Преследуя волнующее счастье,
Я не ищу ни истин, ни богов,
И вот — живу, покорный только страсти,
Увы, столь не похожей на любовь!
О бедные мужья, отцы и братья!
Вас не хотел иметь врагами я.
Я ваш должник. К ответу и к расплате
Давно, всегда готова кровь моя.
Но эти ночи, эти упоенья,
Восторг греха и страсти торжество!
Я помню каждое прикосновенье
И каждый миг блаженства моего.
Я помню каждую.
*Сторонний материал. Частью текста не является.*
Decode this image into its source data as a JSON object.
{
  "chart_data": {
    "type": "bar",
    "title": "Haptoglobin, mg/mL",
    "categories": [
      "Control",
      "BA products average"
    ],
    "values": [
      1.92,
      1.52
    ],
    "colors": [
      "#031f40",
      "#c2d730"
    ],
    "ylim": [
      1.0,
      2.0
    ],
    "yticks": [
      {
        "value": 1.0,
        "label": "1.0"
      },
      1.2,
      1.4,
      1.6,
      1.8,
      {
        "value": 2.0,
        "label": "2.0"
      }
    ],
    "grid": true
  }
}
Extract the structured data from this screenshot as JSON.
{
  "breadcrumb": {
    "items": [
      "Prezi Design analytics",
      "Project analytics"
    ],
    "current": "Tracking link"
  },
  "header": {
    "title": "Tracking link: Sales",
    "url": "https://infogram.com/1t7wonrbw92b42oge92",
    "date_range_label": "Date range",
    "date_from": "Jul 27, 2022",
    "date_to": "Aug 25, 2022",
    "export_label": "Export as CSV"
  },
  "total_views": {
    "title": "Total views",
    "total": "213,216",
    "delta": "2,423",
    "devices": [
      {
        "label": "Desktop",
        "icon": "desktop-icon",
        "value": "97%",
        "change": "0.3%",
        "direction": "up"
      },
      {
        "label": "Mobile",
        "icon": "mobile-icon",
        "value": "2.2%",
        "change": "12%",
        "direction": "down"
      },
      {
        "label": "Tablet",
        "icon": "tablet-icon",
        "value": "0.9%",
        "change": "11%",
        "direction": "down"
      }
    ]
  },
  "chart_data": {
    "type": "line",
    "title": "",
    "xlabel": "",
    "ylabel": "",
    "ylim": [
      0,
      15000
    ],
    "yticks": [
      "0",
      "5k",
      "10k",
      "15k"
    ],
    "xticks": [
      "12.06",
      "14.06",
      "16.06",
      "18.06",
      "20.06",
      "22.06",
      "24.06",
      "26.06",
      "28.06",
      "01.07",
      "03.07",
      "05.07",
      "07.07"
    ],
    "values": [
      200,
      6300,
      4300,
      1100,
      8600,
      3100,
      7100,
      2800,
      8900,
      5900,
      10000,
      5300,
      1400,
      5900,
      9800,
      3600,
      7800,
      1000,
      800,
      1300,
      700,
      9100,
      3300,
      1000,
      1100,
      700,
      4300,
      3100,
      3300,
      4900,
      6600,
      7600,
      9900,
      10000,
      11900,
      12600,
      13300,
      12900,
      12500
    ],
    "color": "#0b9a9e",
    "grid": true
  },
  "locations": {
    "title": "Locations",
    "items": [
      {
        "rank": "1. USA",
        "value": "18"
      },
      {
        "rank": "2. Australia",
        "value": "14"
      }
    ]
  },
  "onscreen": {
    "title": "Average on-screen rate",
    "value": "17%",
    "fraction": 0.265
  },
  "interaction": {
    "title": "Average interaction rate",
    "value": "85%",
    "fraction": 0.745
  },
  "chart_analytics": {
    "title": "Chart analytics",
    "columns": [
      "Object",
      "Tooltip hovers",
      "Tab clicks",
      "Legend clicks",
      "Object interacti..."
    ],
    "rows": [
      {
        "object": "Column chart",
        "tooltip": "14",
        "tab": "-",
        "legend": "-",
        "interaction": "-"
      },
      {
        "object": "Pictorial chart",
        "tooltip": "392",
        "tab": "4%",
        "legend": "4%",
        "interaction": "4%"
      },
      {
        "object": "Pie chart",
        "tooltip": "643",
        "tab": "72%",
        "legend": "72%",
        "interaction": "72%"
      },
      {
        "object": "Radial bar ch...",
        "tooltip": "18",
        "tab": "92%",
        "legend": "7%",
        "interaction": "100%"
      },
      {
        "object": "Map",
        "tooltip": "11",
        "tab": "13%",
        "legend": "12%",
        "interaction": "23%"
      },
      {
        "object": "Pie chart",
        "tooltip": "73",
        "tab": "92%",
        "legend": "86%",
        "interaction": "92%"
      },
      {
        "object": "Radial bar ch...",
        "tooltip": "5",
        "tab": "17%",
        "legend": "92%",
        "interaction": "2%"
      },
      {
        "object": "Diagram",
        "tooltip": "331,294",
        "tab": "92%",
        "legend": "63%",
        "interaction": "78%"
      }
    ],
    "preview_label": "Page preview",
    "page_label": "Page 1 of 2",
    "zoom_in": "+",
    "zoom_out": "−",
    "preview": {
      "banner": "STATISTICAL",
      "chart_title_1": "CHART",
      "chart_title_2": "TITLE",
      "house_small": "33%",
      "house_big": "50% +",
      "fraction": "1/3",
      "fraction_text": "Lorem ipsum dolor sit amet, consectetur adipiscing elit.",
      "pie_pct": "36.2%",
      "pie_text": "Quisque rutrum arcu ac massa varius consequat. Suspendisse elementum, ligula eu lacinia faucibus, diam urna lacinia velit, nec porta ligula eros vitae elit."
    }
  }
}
Их было много,
Но я ли виноват, что не нашлось
Ни рук таких, ни губ — дабы в дорогу
Мне новую пускаться не пришлось?
Нет, это — горький рок, и неизбежно
Я обречен, терзаемый алчбой,
Обманывать доверчивую нежность,
Позор и горе сея за собой.
Пусть будет так. Не умирают дважды
И не родятся. Жребий дан навек.
Пусть отвращеньем утолится жажда,
Пусть близится последний мой ночлег.
Любимая! Сегодня наша встреча.
Тебя мне больно будет обмануть.
Зажглась звезда. Грустит кастильский вечер…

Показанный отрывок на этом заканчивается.